When everyone owns the same stocks, where should investors look next?
Going against the tide means fighting against our inherent make up. It’s a longstanding tenet of behavioural finance that humans are driven by herd behaviour and we can see this dynamic at play in the markets on a regular basis.
For us as investors, this creates the risk of getting involved in a crowded trade which the US Treasury has defined as situation “in which market participants have large and similar positions, creating the risk that there will be insufficient liquidity should market participants seek to unwind their positions simultaneously”.
During the dotcom boom people frantically put huge amounts of money into internet-related stocks even though they often had no track record of cash flow, profits or sometimes even revenue.
They were then left to absorb painful losses when sentiment towards the sector turned and everyone rushed to exit these speculative investments at the same time.
This is an extreme example but a relevant one given the comparisons drawn with the current AI trade which has dominated financial markets in recent years.
Investment bank Bank of America notes: “Higher rates, lower free cash flows [as hyperscalers like Amazon, Alphabet and Meta spend heavily on AI] and record index concentration have sent investors into stocks that are smaller, less expensive, and less crowded.”
It believes there is scope for more rotation with $21 trillion in US household cash, some 33% over the pre-Covid trend, and notes the returns from cash still look limited when you factor in inflation.
At the same time, the AI trade, and the US tech sector more broadly, has been a great place to invest for a long period up until 2026. Many of us will have significant exposure to it because, as Bank of America points out, the market is very concentrated and lots of people start their investment journey by investing in vehicles which offer broad exposure to global markets.
It might not be practical or even sensible to steer clear of AI entirely but you can consider investing elsewhere to help bring a bit more balance to your portfolio.
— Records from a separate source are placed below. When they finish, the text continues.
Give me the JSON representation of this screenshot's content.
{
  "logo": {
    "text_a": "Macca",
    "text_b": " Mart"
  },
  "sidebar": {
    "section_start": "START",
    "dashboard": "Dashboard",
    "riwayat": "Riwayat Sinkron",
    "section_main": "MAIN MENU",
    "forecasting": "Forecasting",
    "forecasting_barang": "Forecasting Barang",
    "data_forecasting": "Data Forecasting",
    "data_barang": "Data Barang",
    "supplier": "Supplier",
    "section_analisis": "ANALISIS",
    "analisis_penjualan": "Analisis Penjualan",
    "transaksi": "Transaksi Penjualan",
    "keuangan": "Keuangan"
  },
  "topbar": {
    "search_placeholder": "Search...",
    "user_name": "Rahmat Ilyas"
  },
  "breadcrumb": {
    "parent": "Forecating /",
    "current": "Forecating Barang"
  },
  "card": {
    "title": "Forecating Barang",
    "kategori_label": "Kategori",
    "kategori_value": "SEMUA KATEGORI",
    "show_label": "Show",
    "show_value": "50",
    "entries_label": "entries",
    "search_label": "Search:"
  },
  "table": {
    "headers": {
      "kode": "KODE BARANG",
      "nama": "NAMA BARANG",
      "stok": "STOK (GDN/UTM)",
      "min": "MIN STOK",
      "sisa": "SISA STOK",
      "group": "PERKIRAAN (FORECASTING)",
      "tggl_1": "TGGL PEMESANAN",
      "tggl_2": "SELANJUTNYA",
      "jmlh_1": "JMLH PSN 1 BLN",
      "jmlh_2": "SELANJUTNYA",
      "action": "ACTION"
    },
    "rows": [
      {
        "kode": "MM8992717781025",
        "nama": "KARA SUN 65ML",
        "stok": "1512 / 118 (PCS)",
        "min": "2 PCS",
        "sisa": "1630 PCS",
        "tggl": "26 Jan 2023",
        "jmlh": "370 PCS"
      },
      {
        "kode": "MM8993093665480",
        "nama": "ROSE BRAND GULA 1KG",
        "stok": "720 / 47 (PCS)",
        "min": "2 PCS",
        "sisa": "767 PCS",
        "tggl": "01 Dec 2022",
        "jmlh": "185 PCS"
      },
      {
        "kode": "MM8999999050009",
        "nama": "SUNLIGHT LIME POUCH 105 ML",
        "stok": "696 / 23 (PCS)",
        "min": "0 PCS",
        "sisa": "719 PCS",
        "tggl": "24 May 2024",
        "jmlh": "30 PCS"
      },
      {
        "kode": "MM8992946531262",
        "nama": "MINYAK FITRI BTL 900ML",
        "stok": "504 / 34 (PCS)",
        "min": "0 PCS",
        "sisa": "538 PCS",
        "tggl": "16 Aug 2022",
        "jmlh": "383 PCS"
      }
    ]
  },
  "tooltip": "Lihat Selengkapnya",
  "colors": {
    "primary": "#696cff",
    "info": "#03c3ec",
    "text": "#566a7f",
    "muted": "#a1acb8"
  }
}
Bank of America highlights four areas which it thinks offer relative value compared with AI-related stocks.
These include Latin American shares, banks, gold miners and undervalued small caps. On Latin America it says: "Latin America equities are the least expensive region globally at 10.6% [earnings yield], with relative earnings yield to the US approaching all-time highs."
The earnings yield is the inverse of the price to earnings ratio, where you divide the earnings by the share price and express the result as a percentage.
On gold miners it observes that “free cash flow is 10 times higher than it was in 2020, with half the long-term debt as a percentage of equity”. While on global small cap value stocks it notes they trade at an 8.6% earnings yield which is 3.7 percentage points higher than the S&P 500.